The Pell Grant is from the federal government and is available to undergraduate students who have financial need. Cassandre Alvarado, executive director of Student Success Initiatives, said the increase was partly due to SSI programs that started in 2012 with the hope of elevating graduation rates across the board.
“It’s been part of changing the entire culture of UT around supporting and encouraging four-year graduation rates,” Alvarado said. “A lot of work that we’ve done in the last six years has focused on two main areas. One is supporting students, and the other is removing barriers to timely graduation.”
From 2012 to 2018, four-year graduation rates for Pell Grant recipients have gone from 40.3 percent to 61 percent, and the same rates for first-generation students have gone from 40.9 percent to 61.5 percent, according to UT Enrollment Management.
Alvarado said the increases in graduation rates for Pell recipients and first-generation students have been the result of a combination of different SSI programs. These programs have helped students with their financial needs and provided resources for first-generation students who might not be familiar with University processes surrounding financial aid and graduation, Alvarado said.
Journalism junior Brianna Rodriguez said she felt alone when she first arrived to campus as a first-generation student and Pell recipient.
“It can be really scary for students that are first generation and/or receiving some type of money because they’re always worried, specifically when it comes to how well you’re doing academically and how that can affect their financial aid,” Rodriguez said. “When you don’t have people at home that can understand your struggle, it’s hard to go to them.”
Rodriguez said the increasing graduation rates for students who are first-generation and Pell-eligible gives her hope for students to come.
“I think (the University is) doing a good job now by creating these extra spaces,” Rodriguez said. “If they stay on this track, it would be even better so that a couple semesters down the road, there’s not this feeling (for these students) of being very different on campus.”

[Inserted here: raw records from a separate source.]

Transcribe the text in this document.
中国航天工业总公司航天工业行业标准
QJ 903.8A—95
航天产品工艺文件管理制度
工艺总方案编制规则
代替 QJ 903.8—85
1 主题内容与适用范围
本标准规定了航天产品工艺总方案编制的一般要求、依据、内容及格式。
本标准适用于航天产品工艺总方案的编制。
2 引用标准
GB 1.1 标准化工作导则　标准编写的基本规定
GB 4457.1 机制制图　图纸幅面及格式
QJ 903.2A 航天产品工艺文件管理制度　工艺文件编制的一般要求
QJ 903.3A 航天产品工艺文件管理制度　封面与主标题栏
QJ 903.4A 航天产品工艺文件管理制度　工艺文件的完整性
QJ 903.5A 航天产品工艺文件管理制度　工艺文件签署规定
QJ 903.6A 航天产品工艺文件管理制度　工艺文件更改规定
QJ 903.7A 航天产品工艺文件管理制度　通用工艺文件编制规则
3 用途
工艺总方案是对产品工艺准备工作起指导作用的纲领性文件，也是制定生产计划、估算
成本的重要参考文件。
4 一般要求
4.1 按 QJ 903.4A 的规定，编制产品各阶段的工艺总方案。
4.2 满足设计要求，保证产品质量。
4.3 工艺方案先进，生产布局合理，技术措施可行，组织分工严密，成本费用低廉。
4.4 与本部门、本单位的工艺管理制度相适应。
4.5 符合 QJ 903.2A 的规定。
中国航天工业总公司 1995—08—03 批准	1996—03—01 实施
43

But undeclared sophomore Karla Rodriguez said they were surprised the graduation rates have increased for first-generation students because they thought the University was not doing enough to provide resources. Rodriguez said their peers have expressed similar concerns.
“A sense of community and family is what’s lacking here on campus, and there’s not a lot of support or resources that the University provides for first-generation students of parents who are immigrants,” Karla Rodriguez said.
As a result, Karla Rodriguez is forming their own social organization on campus for first-generation students with goals similar to that of the University.
“We want to make sure everyone graduates on time and everyone has the resources to do it and to be successful in their classes,” Karla Rodriguez said. “We want to make a sense of community.”